Катерина встала, собираясь уйти. Николай поспешно остановил ее:

– Нет-нет, останься – тебе нечего бояться. Я не забыл, что ты любишь мужа и не нарушишь своей верности. Да и мне это ни к чему – еще тяжелее будет уходить, зная… Впрочем, опять не о том. Соглашайся, прошу тебя.

– Как я могу? На то муж мой согласие должен давать. Как он скажет – так и будет.

– Так ведь он согласен!

– Как так?

– Да вот, смотри – письмо его. Вот он пишет. – И Николай стал зачитывать письмо Александра: – «…На все воля ваша, Николай Иванович. Если вы считаете, что Катя сможет управлять, то пусть управляет. Все лучше, чем пьяный Никифор или вор Лука».

– Правда так написал? Когда?

– Правда. Вот смотри. – Николай протянул ей письмо. – Это он мне еще из Твери на письмо мое ответил. Я все ждал, как события повернутся.

– Вы же знаете, что я не смогу прочесть.

– Тогда поверь мне – это его слова. А насчет грамотности… Ты же помнишь, что мы выучили тогда? Печатные буквы? Слоги?

Катерина замялась.

– Помню.

– Так вот я буду писать тебе по-простому, печатными буквами. И ты мне так же отвечай.

– Хорошо, барин.

Николай улыбнулся:

– Рад, что ты согласилась. Слава Богу.

– Вы ведь не просто так помогаете, да?

– Что ты имеешь в виду?

– Вы хотите, чтоб я в усадьбе оставалась: знаете, что все Сашины деньги ушли на покупку хутора и что на одно пособие нам с сыном не выжить.

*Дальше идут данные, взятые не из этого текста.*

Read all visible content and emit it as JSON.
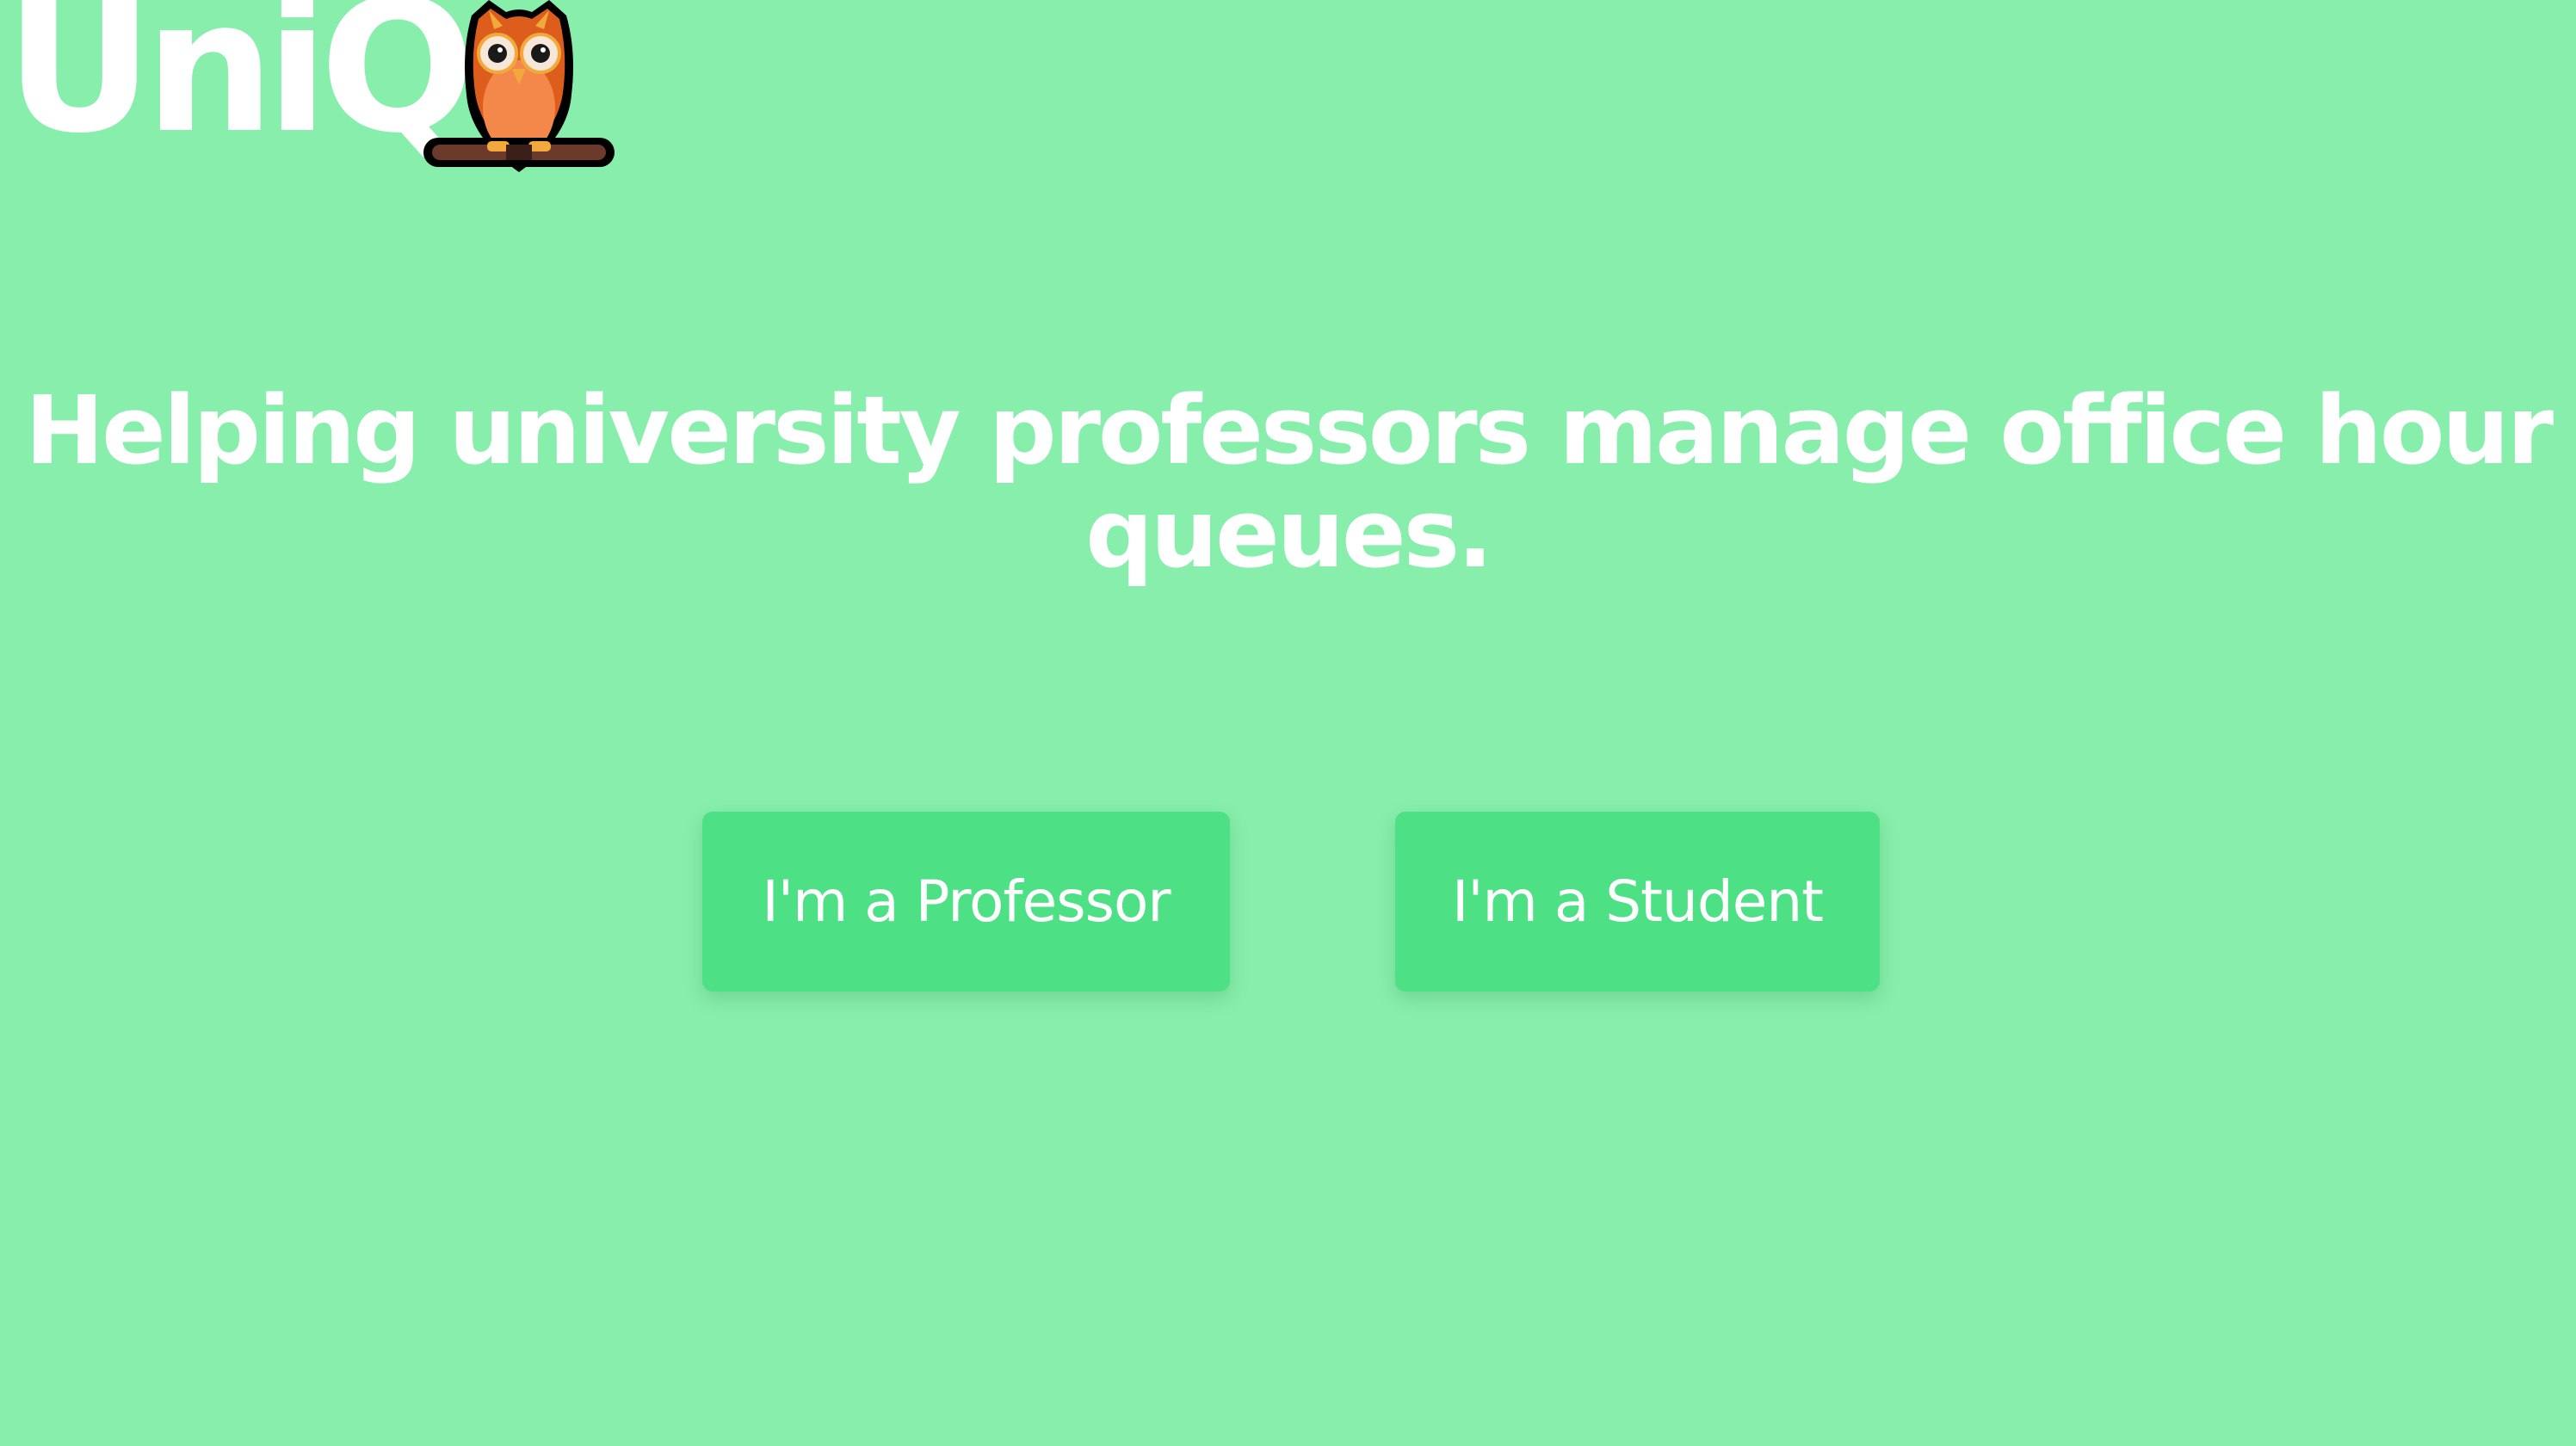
{
  "header": {
    "brand": "UniQ",
    "logo_icon": "owl-icon"
  },
  "hero": {
    "tagline": "Helping university professors manage office hour queues."
  },
  "actions": {
    "professor_label": "I'm a Professor",
    "student_label": "I'm a Student"
  },
  "colors": {
    "background": "#87efab",
    "button": "#4ee084",
    "text": "#ffffff"
  }
}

– Нет-нет, даже не думал об этом!

– Я не забуду того никогда.

Сердце Катерины сжалось. Она понимала, что, возможно, никогда больше не увидит Николая. Того, кто так много значил в ее жизни, больше, чем она сама хотела. Николай стоял совсем близко – до Катерины доносился запах знакомого одеколона. Она видела, как он взволнован, ждет чего-то. Чего же? Да, конечно, им нужно попрощаться. Но как? Как барин и работница? Это было бы правильно. Но ее непреодолимо тянуло к нему, хотелось, чтобы он обнял, как раньше. Хотелось почувствовать себя защищенной от невзгод, в безопасности. Но в то же время она боялась: не разожжет ли это страсть, которая, как она чувствовала, все еще тлела между ними?

Катерина медленно подошла к Николаю и протянула свою руку. Он в ответ подал свою, но не выдержал и притянул Катерину к себе:

– Девочка ты моя, моя бедная девочка. Я знаю, ты выдержишь, ты все выдержишь.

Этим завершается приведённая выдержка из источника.